たしかに若干の小じわはよく見ればあるかもしれないが、どうみても30代ぐらいだ。
足が速い婆ちゃんなんてたかが知れてると思ったけど、エリシアさんは本当に凄い人なのかもしれない。
そしてあることを思い出した。
「エリシアさんで54ってことは、エキドナはエリシアさんより年下で…?」
「彼は52歳よ。」
なんとビックリ。
うーん、エキドナって70歳くらいに見えるけど、人は見た目ではわからないもんだな。
とまあ失礼は置いておいて。
「まさかユシルも勇者様に助けて貰っていたなんて本当に凄い偶然ね。流石の私ももうダメかと思ったけど、ユータ様に助けて頂いてここまで来れたの。」
エリシアは優太の肩にぽんと手をかけた。
優太は照れくさそうに頬をかいてる。
「それにしても優太、お前の得意能力すげーじゃん!俺、そんなに力を使いこなせなくてさ、まじですげえ!」
「え、そ、そうかな?あ、でも、今修行してもらっているんだ、サテュロス様に。
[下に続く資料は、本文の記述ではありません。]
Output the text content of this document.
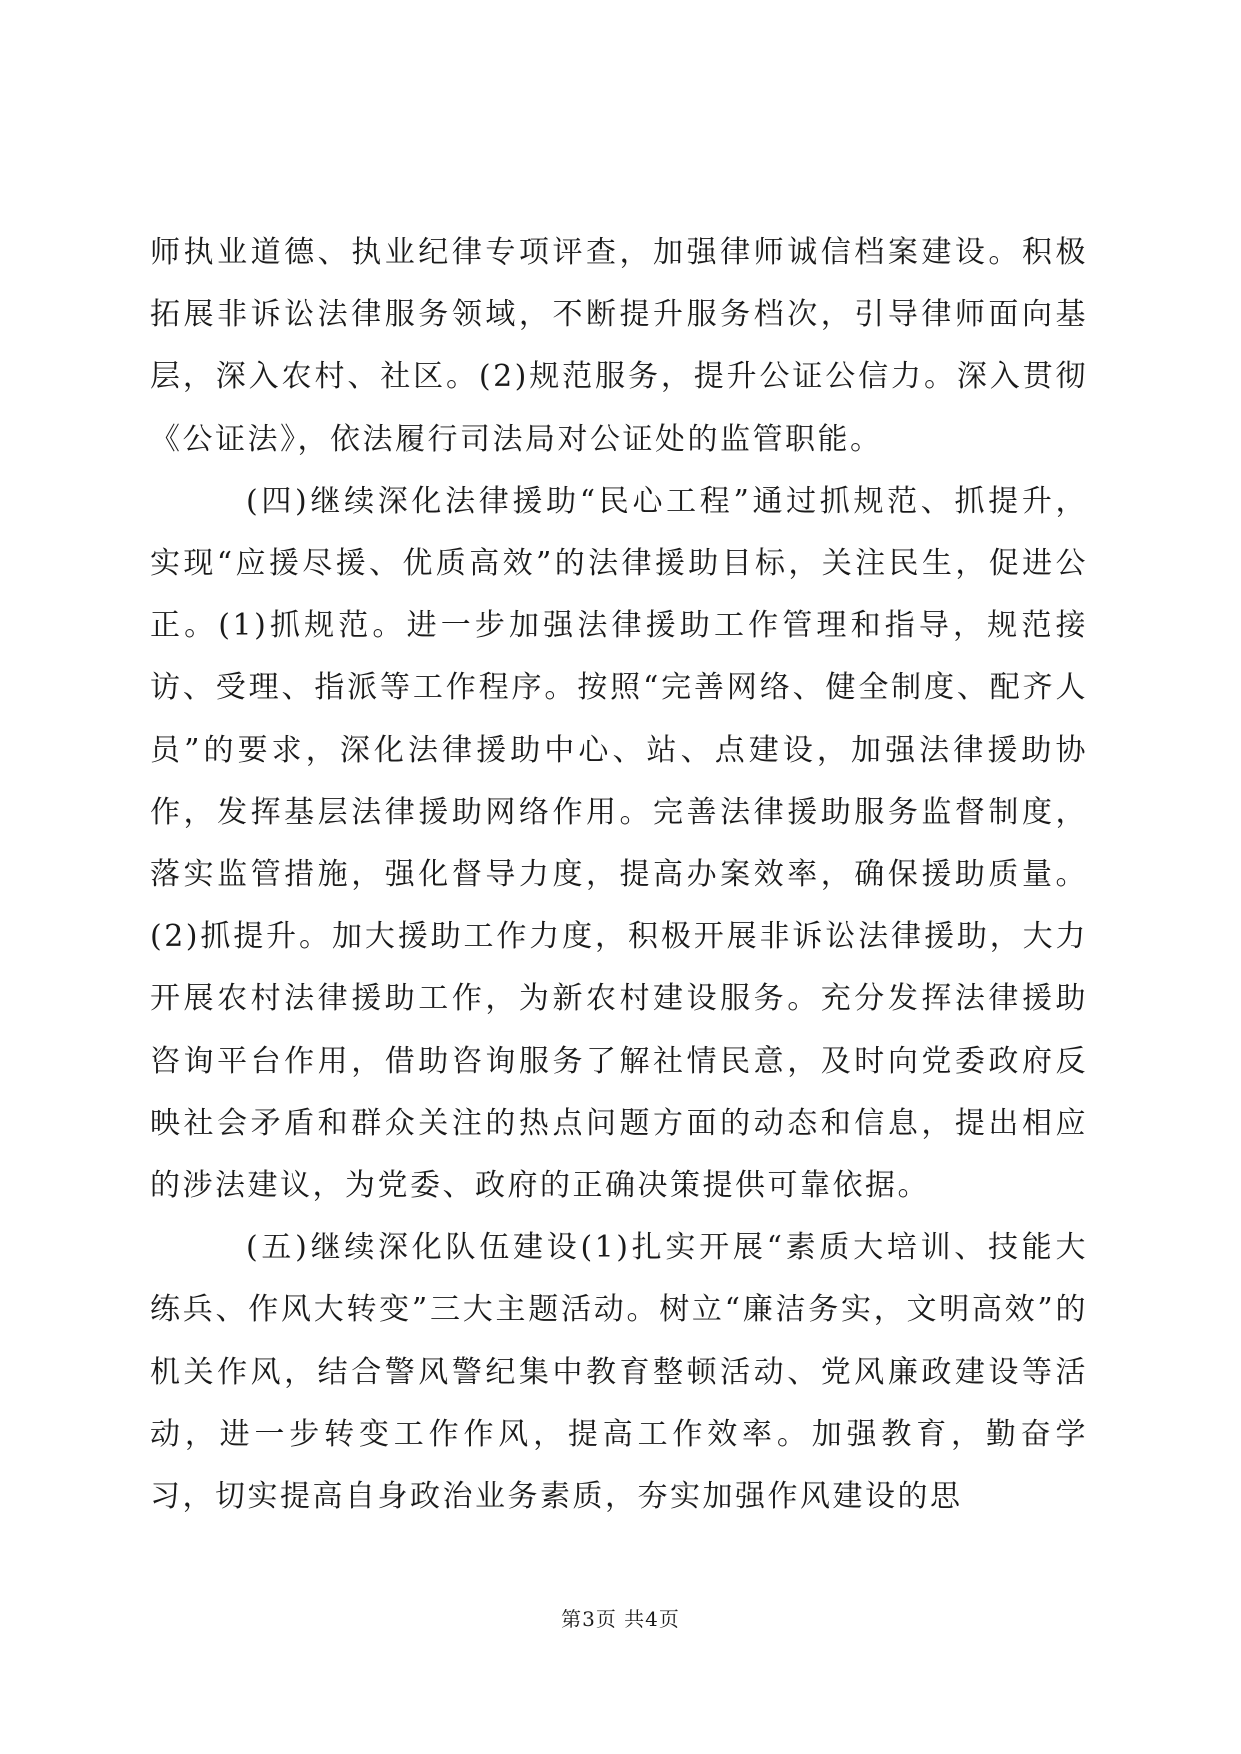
师执业道德、执业纪律专项评查，加强律师诚信档案建设。积极拓展非诉讼法律服务领域，不断提升服务档次，引导律师面向基层，深入农村、社区。(2)规范服务，提升公证公信力。深入贯彻《公证法》，依法履行司法局对公证处的监管职能。

(四)继续深化法律援助“民心工程”通过抓规范、抓提升，实现“应援尽援、优质高效”的法律援助目标，关注民生，促进公正。(1)抓规范。进一步加强法律援助工作管理和指导，规范接访、受理、指派等工作程序。按照“完善网络、健全制度、配齐人员”的要求，深化法律援助中心、站、点建设，加强法律援助协作，发挥基层法律援助网络作用。完善法律援助服务监督制度，落实监管措施，强化督导力度，提高办案效率，确保援助质量。(2)抓提升。加大援助工作力度，积极开展非诉讼法律援助，大力开展农村法律援助工作，为新农村建设服务。充分发挥法律援助咨询平台作用，借助咨询服务了解社情民意，及时向党委政府反映社会矛盾和群众关注的热点问题方面的动态和信息，提出相应的涉法建议，为党委、政府的正确决策提供可靠依据。

(五)继续深化队伍建设(1)扎实开展“素质大培训、技能大练兵、作风大转变”三大主题活动。树立“廉洁务实，文明高效”的机关作风，结合警风警纪集中教育整顿活动、党风廉政建设等活动，进一步转变工作作风，提高工作效率。加强教育，勤奋学习，切实提高自身政治业务素质，夯实加强作风建设的思

第3页 共4页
」
「え、サテュロス様?」
エリシアが答える。
「ここの森の女神様よ。ユータ様が森の加護を受けた勇者様だと聞いて、これは年寄りが出しゃばらなきゃ!と思って、ちょっと待っててごらんなさい。」
エリシアは泉の縁まで行ってしゃがみこむと、手を翳した。
「ナイアードさん、貴方にお客様が来られたわ、また出てきて下さるかしら?」
その問いかけに、泉がぱああっと光り輝く。
「なっなんだ…!?」
ポコポコと、泉から泡が出てくると、ばしゃあっと水を弾いて一人の女の子が泉の中から飛び出した。